4Universidad de Castilla la Mancha (UCLM), Spain.
5University of Murcia, Espinardo, Spain.
6 Université Paris-Est, Maisons-Alfort, France.
Citation: De La Fuente J, Urra JM, Colino EF, Contreras M, Cabera CM et al (2020) Immunity to Glycan Alpha-Gal and COVID-19: Possibilities for Disease Control and Prevention. SciTech Central COVID-19
Received: October 07, 2020 Accepted: October 13, 2020 Published: October 13, 2020
The coronavirus disease 19 (COVID-19) pandemic caused by severe acute respiratory syndrome coronavirus 2 (SARS-CoV-2) has affected millions of people worldwide. The characterization of the immunological mechanisms involved in disease symptomatology and protective response is important to advance in disease control and prevention. Humans evolved by losing the capacity to synthesize the glycan Galα1-3Galβ1-(3)4GlcNAc-R (alpha-Gal), which resulted in the alpha-Gal syndrome associated with tick salivary glycoproteins with alpha-Gal modifications that after tick bite can induce in some individuals the production of high levels of anti-alpha-Gal IgE antibodies that mediate delayed anaphylaxis to mammalian meat and immediate anaphylaxis to tick bites. In contrast, humans can develop of a protective response against pathogens containing this modification on membrane proteins mediated by anti-alpha-Gal IgM/IgG antibodies naturally produced in response to bacterial microbiota.

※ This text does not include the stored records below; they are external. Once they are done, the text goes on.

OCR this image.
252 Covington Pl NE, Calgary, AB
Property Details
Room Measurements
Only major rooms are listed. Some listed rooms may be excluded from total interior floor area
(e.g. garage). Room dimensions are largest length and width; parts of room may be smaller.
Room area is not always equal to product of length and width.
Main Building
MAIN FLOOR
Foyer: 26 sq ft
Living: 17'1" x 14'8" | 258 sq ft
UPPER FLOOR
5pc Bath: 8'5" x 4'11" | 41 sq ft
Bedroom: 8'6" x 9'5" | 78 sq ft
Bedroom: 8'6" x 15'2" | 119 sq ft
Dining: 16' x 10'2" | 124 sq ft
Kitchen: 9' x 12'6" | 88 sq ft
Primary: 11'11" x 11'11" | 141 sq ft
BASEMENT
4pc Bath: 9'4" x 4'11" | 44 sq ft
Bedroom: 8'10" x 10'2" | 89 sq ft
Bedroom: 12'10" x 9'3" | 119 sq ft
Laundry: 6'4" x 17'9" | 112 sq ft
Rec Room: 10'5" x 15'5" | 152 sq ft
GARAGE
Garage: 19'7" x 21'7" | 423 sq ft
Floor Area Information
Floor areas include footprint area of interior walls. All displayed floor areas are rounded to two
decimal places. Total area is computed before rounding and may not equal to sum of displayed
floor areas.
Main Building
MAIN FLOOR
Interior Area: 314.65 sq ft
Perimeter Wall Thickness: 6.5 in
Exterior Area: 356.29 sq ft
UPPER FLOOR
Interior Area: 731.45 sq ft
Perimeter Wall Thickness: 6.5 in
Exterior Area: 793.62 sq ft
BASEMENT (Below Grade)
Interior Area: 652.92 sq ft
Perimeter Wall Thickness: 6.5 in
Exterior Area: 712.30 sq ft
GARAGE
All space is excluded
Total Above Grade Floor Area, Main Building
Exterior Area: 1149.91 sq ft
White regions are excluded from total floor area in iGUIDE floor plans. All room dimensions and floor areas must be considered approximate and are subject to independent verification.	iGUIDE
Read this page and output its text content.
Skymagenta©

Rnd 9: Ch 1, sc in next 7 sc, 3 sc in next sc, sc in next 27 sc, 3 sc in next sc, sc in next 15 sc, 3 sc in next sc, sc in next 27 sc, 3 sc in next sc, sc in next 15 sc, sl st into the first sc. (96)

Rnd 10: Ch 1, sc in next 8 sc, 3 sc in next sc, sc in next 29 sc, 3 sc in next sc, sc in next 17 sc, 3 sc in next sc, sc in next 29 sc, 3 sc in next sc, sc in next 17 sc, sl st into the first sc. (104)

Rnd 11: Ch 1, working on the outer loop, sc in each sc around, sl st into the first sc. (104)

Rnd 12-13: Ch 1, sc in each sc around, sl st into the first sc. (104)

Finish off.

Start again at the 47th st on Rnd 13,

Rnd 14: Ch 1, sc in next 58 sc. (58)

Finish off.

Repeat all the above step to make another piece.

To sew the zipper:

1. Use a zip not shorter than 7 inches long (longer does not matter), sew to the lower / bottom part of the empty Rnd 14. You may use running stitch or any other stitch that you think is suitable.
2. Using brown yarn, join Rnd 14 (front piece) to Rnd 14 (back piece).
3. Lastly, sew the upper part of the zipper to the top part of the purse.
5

In addition to anti-alpha-Gal antibody-mediated pathogen opsonization, this glycan induces various immune mechanisms such as B-cell maturation, macrophage response, activation of the complement system, innate immune pathway and TLR-mediated anti-inflammatory responses that have shown protection in animal models against infectious diseases. Based on these results, we hypothesized that the immune response to alpha-Gal may contribute to the control of COVID-19. To address this hypothesis, we characterized the antibody response to alpha-Gal in patients at different stages of COVID-19 and healthy control individuals. The results showed that while the inflammatory response and the anti-SARS-CoV-2 IgG antibody titers increased, reduction in anti-alpha-Gal IgE, IgM and IgG antibody titers and alteration of anti-alpha-Gal antibody isotype composition correlated with COVID-19 severity. These results suggested that the inhibition of the alpha-Gal-induced immune response may translate into more aggressive viremia and severe disease inflammatory symptoms. These results support our proposal of developing interventions such as probiotics/postbiotics based on commensal bacteria with alpha-Gal epitopes to modify the microbiota and increase the alpha-Gal-induced protective immune response and reduce the severity of COVID-19.